Teams with high PR quality and effective review processes ship faster with fewer production issues. Those with poor practices accumulate technical debt and spend more time fixing downstream problems.

Environment Efficiency

Environment efficiency measures how well your engineering system supports productive work and quality outcomes. These metrics help identify structural blockers to effectiveness that exist beyond individual teams. 

Recovery

Recovery metrics combine lead time for changes, change failure rate, and mean time to repair (MTTR) — three of the four DORA metrics — to assess system resilience. These measurements reveal how quickly teams can deploy fixes and maintain stability under operational pressure.

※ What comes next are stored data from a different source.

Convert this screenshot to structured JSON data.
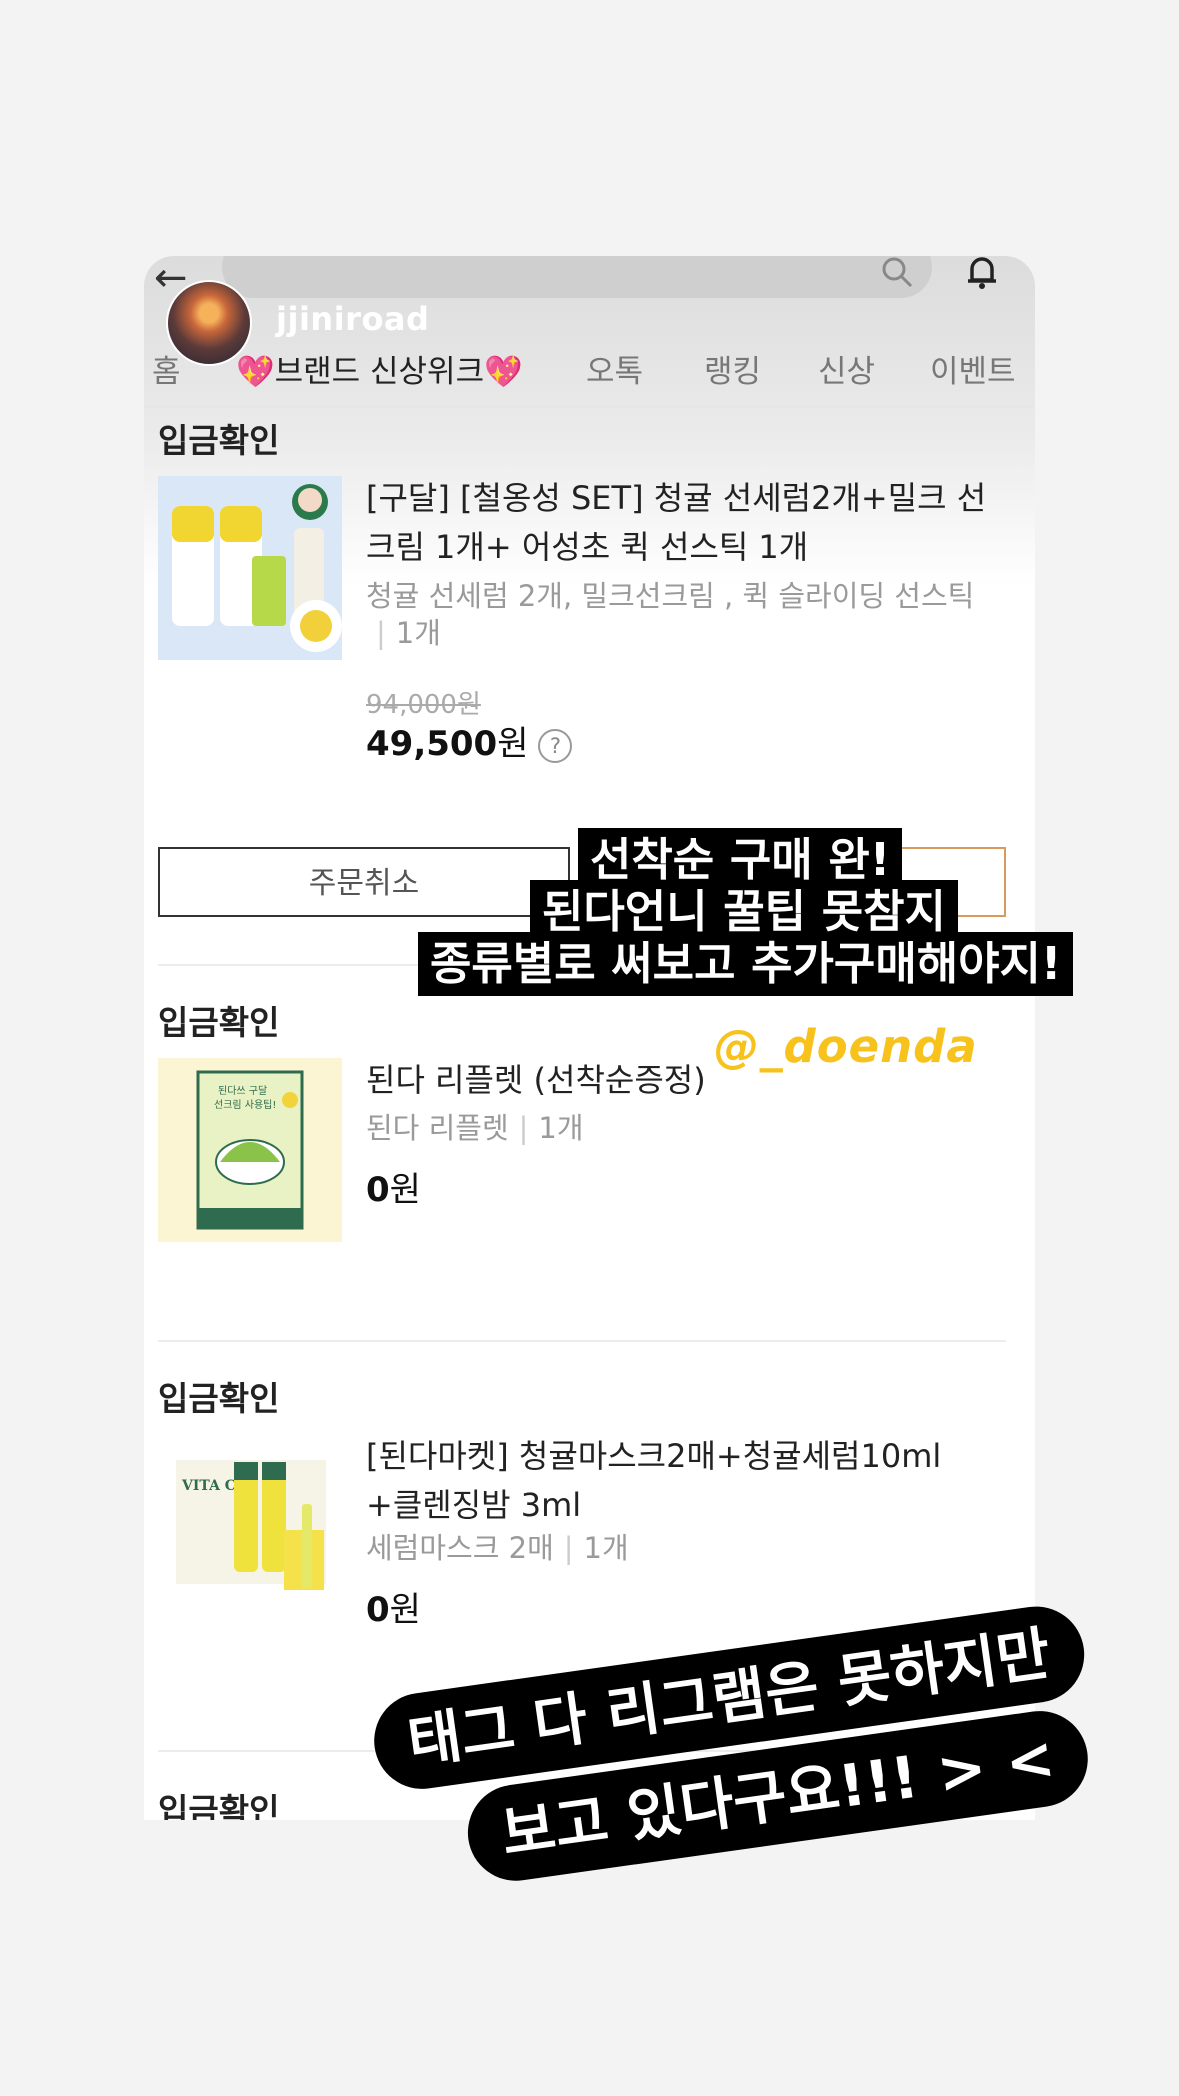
{
  "story": {
    "username": "jjiniroad"
  },
  "nav": {
    "tabs": [
      "홈",
      "💖브랜드 신상위크💖",
      "오톡",
      "랭킹",
      "신상",
      "이벤트"
    ]
  },
  "orders": [
    {
      "status": "입금확인",
      "name": "[구달] [철옹성 SET] 청귤 선세럼2개+밀크 선크림 1개+ 어성초 퀵 선스틱 1개",
      "option": "청귤 선세럼 2개, 밀크선크림 , 퀵 슬라이딩 선스틱",
      "qty": "1개",
      "original_price": "94,000원",
      "price_number": "49,500",
      "price_unit": "원",
      "help": "?",
      "cancel_label": "주문취소"
    },
    {
      "status": "입금확인",
      "name": "된다 리플렛 (선착순증정)",
      "option": "된다 리플렛",
      "qty": "1개",
      "price_number": "0",
      "price_unit": "원"
    },
    {
      "status": "입금확인",
      "name": "[된다마켓] 청귤마스크2매+청귤세럼10ml +클렌징밤 3ml",
      "option": "세럼마스크 2매",
      "qty": "1개",
      "price_number": "0",
      "price_unit": "원"
    },
    {
      "status": "입금확인"
    }
  ],
  "thumb_text": {
    "leaflet": "된다쓰 구달\n선크림 사용팁!",
    "vitac": "VITA C"
  },
  "overlay": {
    "caption_lines": [
      "선착순 구매 완!",
      "된다언니 꿀팁 못참지",
      "종류별로 써보고 추가구매해야지!"
    ],
    "watermark": "@_doenda",
    "bottom_lines": [
      "태그 다 리그램은 못하지만",
      "보고 있다구요!!! > <"
    ]
  },
  "colors": {
    "accent_border": "#d99b5d",
    "watermark": "#f7c21c"
  }
}
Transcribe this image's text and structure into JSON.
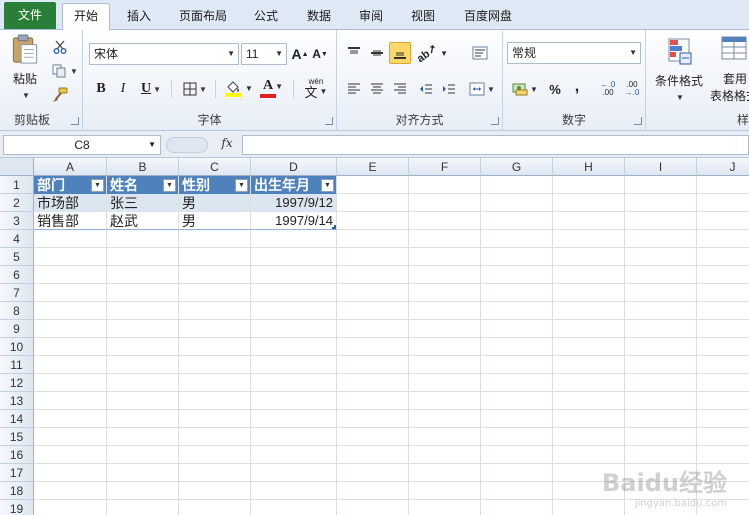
{
  "tabs": [
    "文件",
    "开始",
    "插入",
    "页面布局",
    "公式",
    "数据",
    "审阅",
    "视图",
    "百度网盘"
  ],
  "active_tab": "开始",
  "ribbon": {
    "clipboard": {
      "label": "剪贴板",
      "paste_label": "粘贴"
    },
    "font": {
      "label": "字体",
      "font_name": "宋体",
      "font_size": "11",
      "bold": "B",
      "italic": "I",
      "underline": "U",
      "grow": "A",
      "shrink": "A",
      "wen": "wén",
      "wen_char": "文"
    },
    "alignment": {
      "label": "对齐方式"
    },
    "number": {
      "label": "数字",
      "format": "常规",
      "percent": "%",
      "comma": ",",
      "inc_decimal": ".00",
      "dec_decimal": ".00"
    },
    "styles": {
      "conditional_format": "条件格式",
      "table_format_line1": "套用",
      "table_format_line2": "表格格式",
      "partial_label": "样式"
    }
  },
  "formula_bar": {
    "name_box": "C8",
    "fx": "fx",
    "value": ""
  },
  "columns": [
    "A",
    "B",
    "C",
    "D",
    "E",
    "F",
    "G",
    "H",
    "I",
    "J"
  ],
  "rows": [
    "1",
    "2",
    "3",
    "4",
    "5",
    "6",
    "7",
    "8",
    "9",
    "10",
    "11",
    "12",
    "13",
    "14",
    "15",
    "16",
    "17",
    "18",
    "19"
  ],
  "table": {
    "headers": [
      "部门",
      "姓名",
      "性别",
      "出生年月"
    ],
    "rows": [
      [
        "市场部",
        "张三",
        "男",
        "1997/9/12"
      ],
      [
        "销售部",
        "赵武",
        "男",
        "1997/9/14"
      ]
    ]
  },
  "watermark": {
    "text": "Baidu经验",
    "sub": "jingyan.baidu.com"
  },
  "colors": {
    "accent": "#2a7f38",
    "table_header": "#4f81bd",
    "table_band": "#dce6f1",
    "font_color_red": "#e02020",
    "fill_yellow": "#ffff00"
  }
}
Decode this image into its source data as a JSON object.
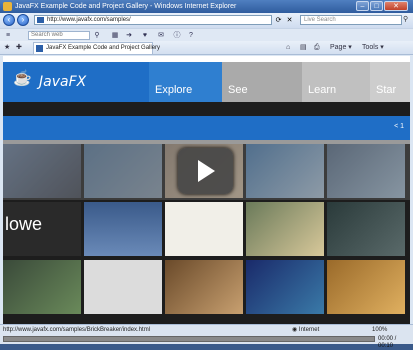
{
  "window": {
    "title": "JavaFX Example Code and Project Gallery - Windows Internet Explorer",
    "min_label": "–",
    "max_label": "□",
    "close_label": "✕"
  },
  "address": {
    "url": "http://www.javafx.com/samples/",
    "search_placeholder": "Live Search"
  },
  "toolbar": {
    "search_placeholder": "Search web"
  },
  "tab": {
    "title": "JavaFX Example Code and Project Gallery",
    "page_label": "Page",
    "tools_label": "Tools"
  },
  "site": {
    "logo_text": "JavaFX",
    "nav": [
      "Explore",
      "See",
      "Learn",
      "Star"
    ],
    "bluebar_nav": "< 1"
  },
  "tiles": {
    "label_row2": "lowe"
  },
  "status": {
    "text": "http://www.javafx.com/samples/BrickBreaker/index.html",
    "zone": "Internet",
    "zoom": "100%",
    "time": "00:00 / 00:10",
    "progress": 0.0
  },
  "colors": {
    "javafx_blue": "#1f6ec6",
    "titlebar": "#2f5c9e"
  }
}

Organizations with faster recovery capabilities demonstrate robust testing, monitoring, and deployment automation that enable rapid issue detection and resolution. The 2023 DORA report specifically highlighted that elite performers excel not just in deployment metrics. They also build cultures that support sustainable delivery.

Code quality

Code quality consolidates bug rates, customer-found defects, cyclomatic complexity, and support escalations into integrated quality assessment. This recognizes that quality issues compound. High complexity increases bugs, driving support escalations and customer-found defects.

Detecting defects earlier in the development process reduces the cost of remediation by orders of magnitude. Defects found in production can cost 100x more to fix than those found during code review. This makes upstream quality investments essential for sustainable delivery.

Friction and flow

Friction measures systemic obstacles through architecture complexity, tooling effectiveness, deployment processes, and flow optimization. These factors determine organizational drag that slows delivery regardless of team capabilities.

In knowledge work, including software development, items typically spend 70-85% of the time waiting rather than being actively worked on. This means a flow efficiency rate of just 15%. Most organizations have tolerated this because the waiting appeared as white space rather than visible inefficiency. 

AI coding tools are changing that. When code generation accelerates but deployment frequency stays flat, the gap between activity and outcomes becomes harder to ignore. Organizations that assumed they had continuous delivery because they had the tooling are discovering that the practices, empowerment, and workflow changes required for real flow never happened. AI makes this visible. The question is whether leaders use that signal to fix the system or dismiss it as a pipeline problem.